Fluidity has permeated the life of Bartees Leon Cox Jr. for much of his life. As a military brat, he would bounce across Europe, and migrate along different pockets of America. He would flow between different dreams, too – sports journalism, public communications. And on his debut album, 2020’s critically-acclaimed 'Live Forever', his fluid approach to genre enticed listeners and critics alike, solidifying him as one to watch in indie music.

Under his stage name Bartees Strange, 2022 sees the follow-up to this legacy. 'Farm To Table' continues Strange’s most distinct qualities – his rich, baritone timbre, the haphazard mix of indie rock fusion, the overarching ambition that lends this album its grandiosity. For the most part, 'Farm To Table' lives up to its promises, delivering a truly individual album that proves no one is doing it like Bartees Strange.

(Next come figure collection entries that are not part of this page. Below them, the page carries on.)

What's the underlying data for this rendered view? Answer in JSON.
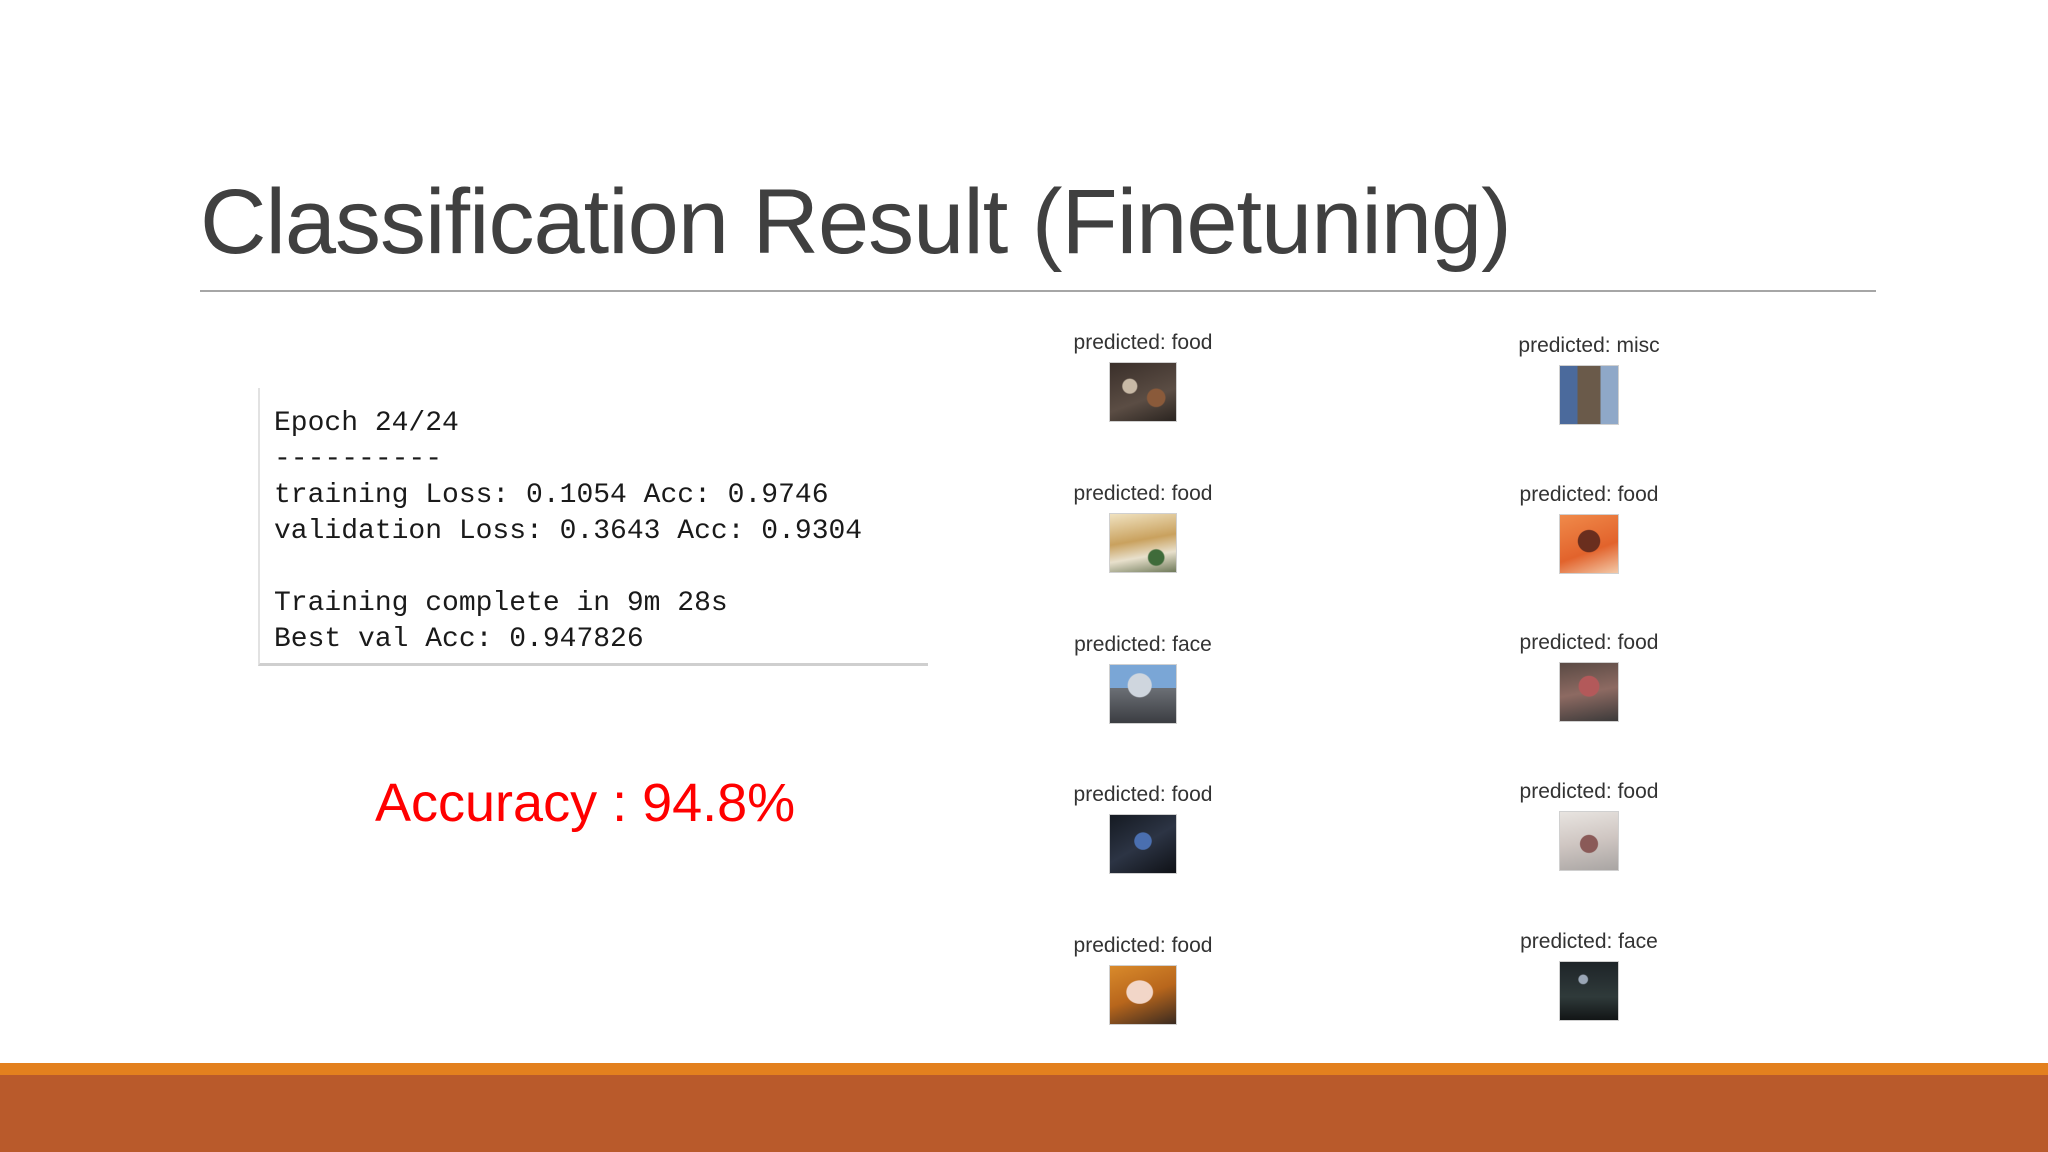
{
  "slide": {
    "title": "Classification Result (Finetuning)",
    "console_text": "Epoch 24/24\n----------\ntraining Loss: 0.1054 Acc: 0.9746\nvalidation Loss: 0.3643 Acc: 0.9304\n\nTraining complete in 9m 28s\nBest val Acc: 0.947826",
    "accuracy": "Accuracy : 94.8%"
  },
  "predictions": {
    "left": [
      {
        "label": "predicted: food"
      },
      {
        "label": "predicted: food"
      },
      {
        "label": "predicted: face"
      },
      {
        "label": "predicted: food"
      },
      {
        "label": "predicted: food"
      }
    ],
    "right": [
      {
        "label": "predicted: misc"
      },
      {
        "label": "predicted: food"
      },
      {
        "label": "predicted: food"
      },
      {
        "label": "predicted: food"
      },
      {
        "label": "predicted: face"
      }
    ]
  },
  "colors": {
    "accuracy_text": "#ff0000",
    "footer_accent": "#e3801e",
    "footer_band": "#b95a2b"
  }
}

Admittedly, listening to certain tracks is a shock to the system – ‘Cosigns’ is a disorienting fusion of AutoTuned braggadocio over plodding math rock guitars, imploding into its riotous chorus. At first, the sheer nakedness of the AutoTune feels like a gimmick, but once you dig into the humour of the lyrics, it’s easy to see just how Bartees Strange has made his name. Though I’m still not the biggest fan of ‘Cosigns’, Strange’s intelligent and theatrical approach makes his music infinitely more refreshing than any of the mediocre four-pieces knocking about today.

'Farm To Table' also considers what forces have shaped Strange’s life, and for Strange, tour life mirrors the ghosts of his childhood. On ‘Tours’, his voice shines through an intimate acoustic guitar, recalling the toll travelling took on his family and putting himself in their shoes: "If I were my father/I’d wonder who’s checking for monsters?".

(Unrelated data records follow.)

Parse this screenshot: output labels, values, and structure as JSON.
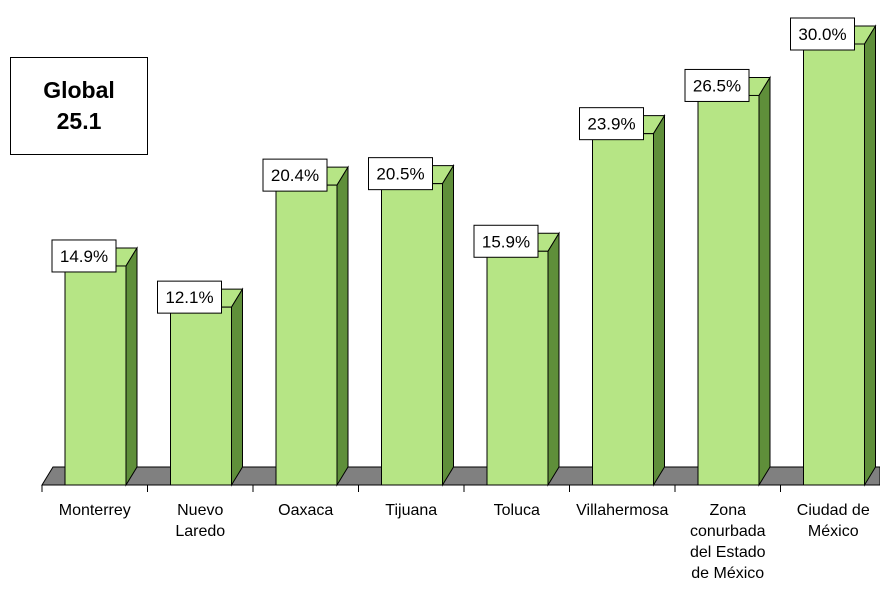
{
  "global": {
    "label": "Global",
    "value": "25.1"
  },
  "chart_data": {
    "type": "bar",
    "categories": [
      [
        "Monterrey"
      ],
      [
        "Nuevo",
        "Laredo"
      ],
      [
        "Oaxaca"
      ],
      [
        "Tijuana"
      ],
      [
        "Toluca"
      ],
      [
        "Villahermosa"
      ],
      [
        "Zona",
        "conurbada",
        "del Estado",
        "de México"
      ],
      [
        "Ciudad de",
        "México"
      ]
    ],
    "values": [
      14.9,
      12.1,
      20.4,
      20.5,
      15.9,
      23.9,
      26.5,
      30.0
    ],
    "data_labels": [
      "14.9%",
      "12.1%",
      "20.4%",
      "20.5%",
      "15.9%",
      "23.9%",
      "26.5%",
      "30.0%"
    ],
    "ylim": [
      0,
      30
    ],
    "grid": false,
    "legend": "none",
    "colors": {
      "bar_front": "#b6e585",
      "bar_side": "#5f8f3a",
      "floor": "#808080",
      "label_bg": "#ffffff"
    }
  }
}
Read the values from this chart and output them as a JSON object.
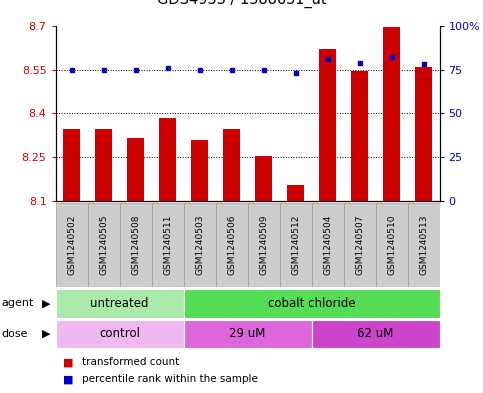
{
  "title": "GDS4953 / 1388631_at",
  "samples": [
    "GSM1240502",
    "GSM1240505",
    "GSM1240508",
    "GSM1240511",
    "GSM1240503",
    "GSM1240506",
    "GSM1240509",
    "GSM1240512",
    "GSM1240504",
    "GSM1240507",
    "GSM1240510",
    "GSM1240513"
  ],
  "bar_values": [
    8.345,
    8.345,
    8.315,
    8.385,
    8.31,
    8.345,
    8.255,
    8.155,
    8.62,
    8.545,
    8.695,
    8.56
  ],
  "percentile_values": [
    75,
    75,
    75,
    76,
    75,
    75,
    75,
    73,
    81,
    79,
    82,
    78
  ],
  "ylim_left": [
    8.1,
    8.7
  ],
  "ylim_right": [
    0,
    100
  ],
  "yticks_left": [
    8.1,
    8.25,
    8.4,
    8.55,
    8.7
  ],
  "yticks_right": [
    0,
    25,
    50,
    75,
    100
  ],
  "ytick_labels_left": [
    "8.1",
    "8.25",
    "8.4",
    "8.55",
    "8.7"
  ],
  "ytick_labels_right": [
    "0",
    "25",
    "50",
    "75",
    "100%"
  ],
  "hlines": [
    8.25,
    8.4,
    8.55
  ],
  "bar_color": "#cc0000",
  "dot_color": "#0000cc",
  "bar_bottom": 8.1,
  "agent_labels": [
    {
      "label": "untreated",
      "start": 0,
      "end": 4,
      "color": "#aaeaaa"
    },
    {
      "label": "cobalt chloride",
      "start": 4,
      "end": 12,
      "color": "#55dd55"
    }
  ],
  "dose_labels": [
    {
      "label": "control",
      "start": 0,
      "end": 4,
      "color": "#f0b8f0"
    },
    {
      "label": "29 uM",
      "start": 4,
      "end": 8,
      "color": "#dd66dd"
    },
    {
      "label": "62 uM",
      "start": 8,
      "end": 12,
      "color": "#cc44cc"
    }
  ],
  "legend_bar_label": "transformed count",
  "legend_dot_label": "percentile rank within the sample",
  "agent_row_label": "agent",
  "dose_row_label": "dose",
  "background_color": "#ffffff",
  "sample_label_bg": "#cccccc",
  "sample_label_edge": "#999999"
}
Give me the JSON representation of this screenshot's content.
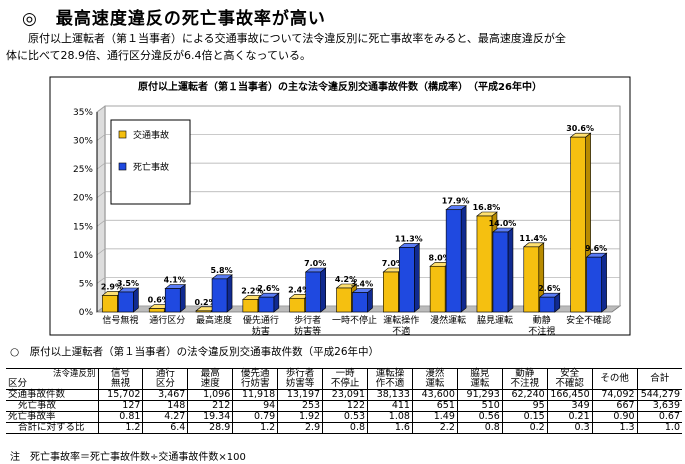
{
  "header": {
    "title": "◎　最高速度違反の死亡事故率が高い",
    "paragraph_line1": "原付以上運転者（第１当事者）による交通事故について法令違反別に死亡事故率をみると、最高速度違反が全",
    "paragraph_line2": "体に比べて28.9倍、通行区分違反が6.4倍と高くなっている。"
  },
  "chart_data": {
    "type": "bar",
    "title": "原付以上運転者（第１当事者）の主な法令違反別交通事故件数（構成率）　（平成26年中）",
    "categories": [
      "信号無視",
      "通行区分",
      "最高速度",
      "優先通行妨害",
      "歩行者妨害等",
      "一時不停止",
      "運転操作不適",
      "漫然運転",
      "脇見運転",
      "動静不注視",
      "安全不確認"
    ],
    "category_lines": [
      [
        "信号無視"
      ],
      [
        "通行区分"
      ],
      [
        "最高速度"
      ],
      [
        "優先通行",
        "妨害"
      ],
      [
        "歩行者",
        "妨害等"
      ],
      [
        "一時不停止"
      ],
      [
        "運転操作",
        "不適"
      ],
      [
        "漫然運転"
      ],
      [
        "脇見運転"
      ],
      [
        "動静",
        "不注視"
      ],
      [
        "安全不確認"
      ]
    ],
    "series": [
      {
        "name": "交通事故",
        "color": "#F5C010",
        "values": [
          2.9,
          0.6,
          0.2,
          2.2,
          2.4,
          4.2,
          7.0,
          8.0,
          16.8,
          11.4,
          30.6
        ],
        "labels": [
          "2.9%",
          "0.6%",
          "0.2%",
          "2.2%",
          "2.4%",
          "4.2%",
          "7.0%",
          "8.0%",
          "16.8%",
          "11.4%",
          "30.6%"
        ]
      },
      {
        "name": "死亡事故",
        "color": "#1F49E0",
        "values": [
          3.5,
          4.1,
          5.8,
          2.6,
          7.0,
          3.4,
          11.3,
          17.9,
          14.0,
          2.6,
          9.6
        ],
        "labels": [
          "3.5%",
          "4.1%",
          "5.8%",
          "2.6%",
          "7.0%",
          "3.4%",
          "11.3%",
          "17.9%",
          "14.0%",
          "2.6%",
          "9.6%"
        ]
      }
    ],
    "yticks": [
      "0%",
      "5%",
      "10%",
      "15%",
      "20%",
      "25%",
      "30%",
      "35%"
    ],
    "ylim": [
      0,
      35
    ],
    "grid": true,
    "legend_position": "top-left"
  },
  "table": {
    "caption": "○　原付以上運転者（第１当事者）の法令違反別交通事故件数（平成26年中）",
    "corner_top": "法令違反別",
    "corner_bottom": "区分",
    "columns": [
      [
        "信号",
        "無視"
      ],
      [
        "通行",
        "区分"
      ],
      [
        "最高",
        "速度"
      ],
      [
        "優先通",
        "行妨害"
      ],
      [
        "歩行者",
        "妨害等"
      ],
      [
        "一時",
        "不停止"
      ],
      [
        "運転操",
        "作不適"
      ],
      [
        "漫然",
        "運転"
      ],
      [
        "脇見",
        "運転"
      ],
      [
        "動静",
        "不注視"
      ],
      [
        "安全",
        "不確認"
      ],
      [
        "その他"
      ],
      [
        "合計"
      ]
    ],
    "rows": [
      {
        "label": "交通事故件数",
        "sub": false,
        "sep": false,
        "values": [
          "15,702",
          "3,467",
          "1,096",
          "11,918",
          "13,197",
          "23,091",
          "38,133",
          "43,600",
          "91,293",
          "62,240",
          "166,450",
          "74,092",
          "544,279"
        ]
      },
      {
        "label": "死亡事故",
        "sub": true,
        "sep": false,
        "values": [
          "127",
          "148",
          "212",
          "94",
          "253",
          "122",
          "411",
          "651",
          "510",
          "95",
          "349",
          "667",
          "3,639"
        ]
      },
      {
        "label": "死亡事故率",
        "sub": false,
        "sep": true,
        "values": [
          "0.81",
          "4.27",
          "19.34",
          "0.79",
          "1.92",
          "0.53",
          "1.08",
          "1.49",
          "0.56",
          "0.15",
          "0.21",
          "0.90",
          "0.67"
        ]
      },
      {
        "label": "合計に対する比",
        "sub": true,
        "sep": false,
        "values": [
          "1.2",
          "6.4",
          "28.9",
          "1.2",
          "2.9",
          "0.8",
          "1.6",
          "2.2",
          "0.8",
          "0.2",
          "0.3",
          "1.3",
          "1.0"
        ]
      }
    ]
  },
  "note": "注　死亡事故率＝死亡事故件数÷交通事故件数×100"
}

‘Heavy Heart’, meanwhile, encapsulates the best of Strange’s arrangement abilities with a rushing, dreamy instrumental as he laments on his reliance to his own ‘heavy heart’. Occasionally, the point is laboured; ‘Black Gold’ is another muted track dealing with Strange’s loneliness that doesn’t add too much to say about the topic.

Moving through the world as a Black man has also impacted how Strange operates; on this record, he delves deeper into Black issues. ‘Hold The Line’, arguably the best song on the album, was inspired by George Floyd’s sister, mixing gospel vocal stylings with sombre guitars and a soft hint of organs. "What happened to that man with the big ol’ smile?", Strange mourns. Album closer ‘Hennessy’ is another heartbreaking reflection of Strange’s position in a musical sphere dominated by white people. Here, he juggles his confidence with his fears of being shot, or misunderstood by the people he aspired to sit at the table with.

It’s not a perfect album by any means – I’m still torn on ‘Wretched’, whose anthemic chorus seems a little too eager to please, and ‘Cosigns’ is a little too spartan in its production. Nevertheless, it takes a wealth of creativity and guts to make an album as individual as this. Much like its title, Strange offers himself up to the world, presenting the second world in his ever-expanding universe. All we have to do is take it.